Wells Fargo is reportedly converting its $100 billion+ stable of option arms into interest-only mortgages to avoid a complete disaster, according to a piece in the WSJ.

Borrowers with option arms are receiving loans with interest-only periods of six to 10 years in the hopes that home prices turn around during that period.

The company has also written down Pick-A-Pay balances on 43,500 loans by a collective $2 billion, or $46,000 per modified loan.

Wells believes such a strategy eliminates the near term risk of borrower default, which could be true, but there’s no guarantee these deeply underwater borrowers will be back in the black once the IO period ends.

After all, they’re only making interest-only mortgage payments, so the only way they’ll gain equity is via home price appreciation; but I guess it’s better than negative amortization

Of course, Wells believes that borrowers are motivated to keep paying their mortgages, driven partially by “kids and schools,” even if they’re underwater.

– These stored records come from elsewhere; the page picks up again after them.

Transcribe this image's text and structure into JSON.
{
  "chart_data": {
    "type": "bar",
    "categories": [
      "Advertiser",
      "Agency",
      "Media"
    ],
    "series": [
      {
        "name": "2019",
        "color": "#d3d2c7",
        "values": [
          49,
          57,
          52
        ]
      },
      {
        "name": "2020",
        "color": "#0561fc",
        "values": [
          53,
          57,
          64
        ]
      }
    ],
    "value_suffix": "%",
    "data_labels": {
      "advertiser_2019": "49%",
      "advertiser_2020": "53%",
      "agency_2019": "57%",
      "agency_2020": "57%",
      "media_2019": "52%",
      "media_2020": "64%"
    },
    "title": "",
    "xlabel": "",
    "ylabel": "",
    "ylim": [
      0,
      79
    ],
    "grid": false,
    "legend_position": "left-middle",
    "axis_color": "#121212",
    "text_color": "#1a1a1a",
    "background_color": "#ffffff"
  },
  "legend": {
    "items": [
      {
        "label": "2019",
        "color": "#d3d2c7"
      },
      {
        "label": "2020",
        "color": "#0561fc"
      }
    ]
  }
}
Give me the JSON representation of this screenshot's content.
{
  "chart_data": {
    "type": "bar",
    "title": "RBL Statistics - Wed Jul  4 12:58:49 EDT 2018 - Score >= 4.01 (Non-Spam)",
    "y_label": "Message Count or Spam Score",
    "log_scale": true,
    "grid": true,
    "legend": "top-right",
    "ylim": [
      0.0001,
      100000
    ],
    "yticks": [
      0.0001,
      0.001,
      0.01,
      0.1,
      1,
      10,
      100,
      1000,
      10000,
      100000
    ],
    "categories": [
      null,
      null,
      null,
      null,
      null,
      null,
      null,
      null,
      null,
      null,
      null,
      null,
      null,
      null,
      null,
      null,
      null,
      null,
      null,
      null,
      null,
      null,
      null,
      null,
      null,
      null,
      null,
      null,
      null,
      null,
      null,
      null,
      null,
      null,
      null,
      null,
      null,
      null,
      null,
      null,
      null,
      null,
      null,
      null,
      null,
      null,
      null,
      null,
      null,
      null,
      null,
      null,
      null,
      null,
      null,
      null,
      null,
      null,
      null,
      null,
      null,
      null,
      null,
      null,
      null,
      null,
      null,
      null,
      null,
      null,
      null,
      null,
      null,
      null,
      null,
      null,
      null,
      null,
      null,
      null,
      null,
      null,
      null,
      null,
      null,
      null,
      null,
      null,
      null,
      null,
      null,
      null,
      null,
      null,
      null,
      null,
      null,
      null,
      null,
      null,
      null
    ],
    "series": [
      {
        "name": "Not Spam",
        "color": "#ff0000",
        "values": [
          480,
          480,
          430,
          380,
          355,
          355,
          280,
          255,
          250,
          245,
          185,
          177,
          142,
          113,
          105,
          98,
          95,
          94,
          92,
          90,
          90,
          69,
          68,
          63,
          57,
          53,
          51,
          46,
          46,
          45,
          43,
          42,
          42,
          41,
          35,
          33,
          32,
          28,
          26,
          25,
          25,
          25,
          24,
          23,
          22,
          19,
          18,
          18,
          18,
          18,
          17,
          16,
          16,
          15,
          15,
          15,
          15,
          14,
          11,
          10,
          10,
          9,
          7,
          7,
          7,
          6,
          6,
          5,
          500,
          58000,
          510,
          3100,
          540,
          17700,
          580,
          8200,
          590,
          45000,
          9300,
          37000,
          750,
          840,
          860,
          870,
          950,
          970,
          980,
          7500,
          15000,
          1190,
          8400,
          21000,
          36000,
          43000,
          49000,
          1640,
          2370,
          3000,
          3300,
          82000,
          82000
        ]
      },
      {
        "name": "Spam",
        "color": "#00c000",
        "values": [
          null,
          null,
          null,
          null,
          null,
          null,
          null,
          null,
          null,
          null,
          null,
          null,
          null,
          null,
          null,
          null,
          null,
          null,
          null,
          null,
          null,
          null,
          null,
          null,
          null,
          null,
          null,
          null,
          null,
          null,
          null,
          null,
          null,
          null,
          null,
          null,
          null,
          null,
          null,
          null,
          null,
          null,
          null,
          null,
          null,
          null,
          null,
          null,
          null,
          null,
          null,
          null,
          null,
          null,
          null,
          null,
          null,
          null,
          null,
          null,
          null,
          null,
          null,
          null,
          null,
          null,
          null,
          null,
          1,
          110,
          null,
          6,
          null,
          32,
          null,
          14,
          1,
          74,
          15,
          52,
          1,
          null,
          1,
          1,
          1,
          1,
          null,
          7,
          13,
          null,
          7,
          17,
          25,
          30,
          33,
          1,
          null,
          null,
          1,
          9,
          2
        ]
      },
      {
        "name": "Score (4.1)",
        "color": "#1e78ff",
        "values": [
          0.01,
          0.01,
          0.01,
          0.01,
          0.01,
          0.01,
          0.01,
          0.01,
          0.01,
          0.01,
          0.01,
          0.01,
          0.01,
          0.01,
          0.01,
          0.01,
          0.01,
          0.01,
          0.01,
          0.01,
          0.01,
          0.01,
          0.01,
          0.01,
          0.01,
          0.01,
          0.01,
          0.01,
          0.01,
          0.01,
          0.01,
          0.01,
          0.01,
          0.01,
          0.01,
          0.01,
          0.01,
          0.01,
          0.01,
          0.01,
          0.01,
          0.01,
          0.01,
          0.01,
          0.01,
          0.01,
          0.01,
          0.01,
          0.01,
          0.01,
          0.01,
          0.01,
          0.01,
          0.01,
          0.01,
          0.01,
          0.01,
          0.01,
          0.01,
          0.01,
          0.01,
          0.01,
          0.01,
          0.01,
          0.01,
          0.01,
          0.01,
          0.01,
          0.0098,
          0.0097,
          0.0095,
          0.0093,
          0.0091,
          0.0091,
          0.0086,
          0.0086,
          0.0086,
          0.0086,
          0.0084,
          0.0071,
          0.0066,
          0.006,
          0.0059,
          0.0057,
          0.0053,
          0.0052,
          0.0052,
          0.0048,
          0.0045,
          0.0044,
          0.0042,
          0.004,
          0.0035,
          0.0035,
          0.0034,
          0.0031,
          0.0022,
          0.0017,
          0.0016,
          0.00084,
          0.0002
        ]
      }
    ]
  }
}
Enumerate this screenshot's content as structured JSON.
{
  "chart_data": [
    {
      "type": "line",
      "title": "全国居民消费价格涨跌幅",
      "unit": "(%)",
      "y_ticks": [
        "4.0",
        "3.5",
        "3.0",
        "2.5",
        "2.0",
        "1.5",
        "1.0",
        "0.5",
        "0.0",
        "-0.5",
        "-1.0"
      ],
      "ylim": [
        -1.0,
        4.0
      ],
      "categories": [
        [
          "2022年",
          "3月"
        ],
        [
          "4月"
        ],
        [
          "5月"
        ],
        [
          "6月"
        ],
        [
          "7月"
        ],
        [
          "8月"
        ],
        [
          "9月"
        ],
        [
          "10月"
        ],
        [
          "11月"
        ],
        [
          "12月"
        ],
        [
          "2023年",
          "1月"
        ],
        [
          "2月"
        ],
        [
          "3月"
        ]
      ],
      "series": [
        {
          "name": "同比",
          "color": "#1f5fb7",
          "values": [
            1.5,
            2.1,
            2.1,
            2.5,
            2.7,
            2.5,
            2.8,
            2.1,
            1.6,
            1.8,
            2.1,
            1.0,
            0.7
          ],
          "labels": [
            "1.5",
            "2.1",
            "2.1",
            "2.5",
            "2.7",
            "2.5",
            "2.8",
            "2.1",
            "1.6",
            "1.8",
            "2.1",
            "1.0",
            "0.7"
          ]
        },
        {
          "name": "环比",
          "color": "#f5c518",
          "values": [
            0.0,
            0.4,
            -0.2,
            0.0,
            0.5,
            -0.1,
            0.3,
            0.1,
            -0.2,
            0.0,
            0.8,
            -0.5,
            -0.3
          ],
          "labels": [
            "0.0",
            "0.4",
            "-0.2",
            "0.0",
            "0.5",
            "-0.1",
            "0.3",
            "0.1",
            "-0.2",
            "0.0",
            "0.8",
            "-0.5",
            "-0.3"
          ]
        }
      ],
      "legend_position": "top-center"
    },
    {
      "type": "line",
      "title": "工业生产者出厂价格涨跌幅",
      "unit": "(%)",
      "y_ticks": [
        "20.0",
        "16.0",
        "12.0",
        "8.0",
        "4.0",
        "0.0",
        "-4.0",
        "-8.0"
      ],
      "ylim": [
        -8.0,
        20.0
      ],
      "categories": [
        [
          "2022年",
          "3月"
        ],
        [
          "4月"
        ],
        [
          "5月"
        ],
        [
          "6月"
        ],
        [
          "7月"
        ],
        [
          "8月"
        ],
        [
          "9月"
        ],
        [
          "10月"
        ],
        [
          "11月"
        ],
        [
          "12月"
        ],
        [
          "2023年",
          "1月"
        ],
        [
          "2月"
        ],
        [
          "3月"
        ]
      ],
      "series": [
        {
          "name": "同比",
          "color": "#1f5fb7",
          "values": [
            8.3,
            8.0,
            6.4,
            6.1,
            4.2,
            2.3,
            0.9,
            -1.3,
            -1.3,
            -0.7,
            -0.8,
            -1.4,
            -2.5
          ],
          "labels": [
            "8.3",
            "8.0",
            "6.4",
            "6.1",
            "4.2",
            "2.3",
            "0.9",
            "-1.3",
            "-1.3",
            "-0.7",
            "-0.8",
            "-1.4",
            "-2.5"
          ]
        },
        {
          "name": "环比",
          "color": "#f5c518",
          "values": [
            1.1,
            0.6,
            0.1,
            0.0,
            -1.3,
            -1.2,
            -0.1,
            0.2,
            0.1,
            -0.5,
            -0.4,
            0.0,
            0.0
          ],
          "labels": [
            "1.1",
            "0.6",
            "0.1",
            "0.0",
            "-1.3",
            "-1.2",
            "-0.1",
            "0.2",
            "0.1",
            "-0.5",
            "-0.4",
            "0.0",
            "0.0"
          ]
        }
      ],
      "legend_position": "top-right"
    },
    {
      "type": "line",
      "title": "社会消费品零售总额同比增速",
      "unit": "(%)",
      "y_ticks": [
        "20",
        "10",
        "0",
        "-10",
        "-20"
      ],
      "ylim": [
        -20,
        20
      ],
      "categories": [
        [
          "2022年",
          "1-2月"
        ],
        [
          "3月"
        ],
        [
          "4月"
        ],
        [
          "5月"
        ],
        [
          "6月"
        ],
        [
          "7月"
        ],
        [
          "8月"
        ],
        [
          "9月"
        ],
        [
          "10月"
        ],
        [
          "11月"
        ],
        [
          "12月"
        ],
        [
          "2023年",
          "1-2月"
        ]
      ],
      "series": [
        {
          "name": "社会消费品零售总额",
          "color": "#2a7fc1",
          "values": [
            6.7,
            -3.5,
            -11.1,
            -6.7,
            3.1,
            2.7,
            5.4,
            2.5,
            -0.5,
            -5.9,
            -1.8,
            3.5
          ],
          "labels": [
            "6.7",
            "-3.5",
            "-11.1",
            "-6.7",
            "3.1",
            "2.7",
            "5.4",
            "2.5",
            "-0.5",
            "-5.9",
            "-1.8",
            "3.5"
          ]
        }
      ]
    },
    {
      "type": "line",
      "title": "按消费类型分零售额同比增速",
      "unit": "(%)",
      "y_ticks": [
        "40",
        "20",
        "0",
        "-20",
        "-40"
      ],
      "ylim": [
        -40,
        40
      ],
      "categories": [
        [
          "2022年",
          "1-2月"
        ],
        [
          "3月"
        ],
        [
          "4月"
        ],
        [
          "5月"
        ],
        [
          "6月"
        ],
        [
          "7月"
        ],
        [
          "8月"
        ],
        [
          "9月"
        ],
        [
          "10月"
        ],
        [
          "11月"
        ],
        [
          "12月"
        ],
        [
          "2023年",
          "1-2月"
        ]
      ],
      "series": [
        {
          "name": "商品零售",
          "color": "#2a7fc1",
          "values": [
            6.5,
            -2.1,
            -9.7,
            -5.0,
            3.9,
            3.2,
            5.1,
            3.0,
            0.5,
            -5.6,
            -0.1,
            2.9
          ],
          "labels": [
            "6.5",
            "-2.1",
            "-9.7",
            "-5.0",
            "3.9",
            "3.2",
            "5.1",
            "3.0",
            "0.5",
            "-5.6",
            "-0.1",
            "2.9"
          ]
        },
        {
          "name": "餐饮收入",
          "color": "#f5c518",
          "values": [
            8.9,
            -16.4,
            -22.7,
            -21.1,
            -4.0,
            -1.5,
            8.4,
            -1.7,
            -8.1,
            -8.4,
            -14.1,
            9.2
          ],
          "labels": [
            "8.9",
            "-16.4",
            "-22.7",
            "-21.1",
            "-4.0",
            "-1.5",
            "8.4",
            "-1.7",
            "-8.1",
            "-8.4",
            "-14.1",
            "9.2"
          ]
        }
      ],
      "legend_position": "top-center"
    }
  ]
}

Hmm…

The San Francisco-based bank and mortgage lender never originated such high-risk loans, but inherited them at a 20 percent discount when it agreed to take over Wachovia last year.

Unsurprisingly, most of the loans are underwater and facing payment shock, so it’s unclear if the discount was in fact a discount.

The troublesome loans accounted for 10.8 percent of the bank’s total loans in the third quarter.